Review: DK's Summer Musicals/Elvis Sizzle


Mariel - Greenlee, Brandon Comer in DK's Taking Care of Business. Photo © Crowe's Eye - Studio
  • MarielGreenlee, Brandon Comer in DK's Taking Care of Business. Photo © Crowe's EyeStudio

3 1/2 stars

DK dancers provided an especially "enchanted performance" June 24 as a farewell to four-year company member Caitlin Swihart who left for California within an hour of the close of the 2010-11 season. The poignancy of Caitlin and Timothy June's reprise of "Some Enchanted Evening" leaves a lasting memory as the paradigm shifts within DK for the 2011-12 "40th Anniversary Season."

Fun and angst are the yin and yang of the pairing of David Hochoy's "There's No Business Like Show Business" which premiered October 2010 and Cynthia Pratt's "Taking Care of Business" which premiered January 2011.

Both closely partner choreography with lyrics and music, interpreting heart and soul of each song, taking you on and into the journey of dancers interpreting emotions "in the moment." This program's pairing offered a rich landscape of music touching on matters of the heart and defining personhood.

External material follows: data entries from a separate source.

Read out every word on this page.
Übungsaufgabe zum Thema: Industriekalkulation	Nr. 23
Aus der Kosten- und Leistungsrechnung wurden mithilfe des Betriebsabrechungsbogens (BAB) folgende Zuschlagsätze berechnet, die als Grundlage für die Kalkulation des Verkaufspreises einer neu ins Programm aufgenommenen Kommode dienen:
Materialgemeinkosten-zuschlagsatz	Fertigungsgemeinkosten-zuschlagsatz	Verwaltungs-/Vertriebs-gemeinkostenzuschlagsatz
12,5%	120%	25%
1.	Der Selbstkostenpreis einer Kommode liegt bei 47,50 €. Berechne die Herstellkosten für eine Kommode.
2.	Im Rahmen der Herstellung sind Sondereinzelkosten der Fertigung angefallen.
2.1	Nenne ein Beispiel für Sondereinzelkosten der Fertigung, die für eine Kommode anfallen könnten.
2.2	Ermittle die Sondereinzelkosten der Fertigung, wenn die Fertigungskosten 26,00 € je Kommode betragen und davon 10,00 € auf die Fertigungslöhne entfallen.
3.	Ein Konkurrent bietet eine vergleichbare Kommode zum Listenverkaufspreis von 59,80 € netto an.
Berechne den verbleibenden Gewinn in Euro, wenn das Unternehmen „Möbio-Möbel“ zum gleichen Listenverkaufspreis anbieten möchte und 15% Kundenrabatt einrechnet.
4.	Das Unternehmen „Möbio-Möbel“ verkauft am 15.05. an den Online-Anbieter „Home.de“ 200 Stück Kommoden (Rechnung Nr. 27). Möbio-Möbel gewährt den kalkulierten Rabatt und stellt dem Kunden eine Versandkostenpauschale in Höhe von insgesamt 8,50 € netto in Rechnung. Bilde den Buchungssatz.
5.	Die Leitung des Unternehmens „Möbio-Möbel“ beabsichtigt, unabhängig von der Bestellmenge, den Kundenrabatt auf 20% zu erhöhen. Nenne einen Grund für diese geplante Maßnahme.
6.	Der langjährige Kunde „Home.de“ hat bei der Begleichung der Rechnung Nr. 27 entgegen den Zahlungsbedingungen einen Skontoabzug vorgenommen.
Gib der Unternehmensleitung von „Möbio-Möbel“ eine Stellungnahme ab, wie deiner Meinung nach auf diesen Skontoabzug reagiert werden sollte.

Tracing Elvis' singular path Pratt gives the dancers individuality in company pieces--"Patch it Up," "Always on My Mind," "Burning Love," "Such a Night" and the newly added "Jailhouse Rock," which closed the show. "Slicin' Sand," which opened the act in January, was omitted.

Hochoy's company pieces provide a survey of world dance to the ever-changing tempos of "Candide, Overture," a foray into childhood with "The Lonely Goatherd" [including special guests Lauren Kwan and Sandy Reiberg], and the spirited, uplifting "Being Alive." Three pieces are memorable soliloquies--Jillian Godwin's resolute "Something's Coming," George Salinas' shy "If I Loved You" and Mariel Greenlee's haunting "Losing My Mind."

Especially intriguing was the chance to experience Liberty Harris and Kenoth Shane Patton in seamless partnering -- irony and disappointment reflecting Hochoy's snapshots to the ballad "Send in the Clowns;" sexy, snarling, provocative blues moves for Pratt's "Trouble."

Equally engaging was comparing the approaches to ensemble pieces. Pratt surprises with "Fever," "Steamroller Blues" and "I Was the One" even though you've seen them before. Hochoy brings whimsy and daring to stagings of "Bloody Mary" and "Drive a Person Crazy."

Throughout DK dancers "sizzle" with energy. As mentioned in prior reviews the multicolored flowing costumes for Show Business and the slinky black and silver for Elvis are perfect, as is the lighting.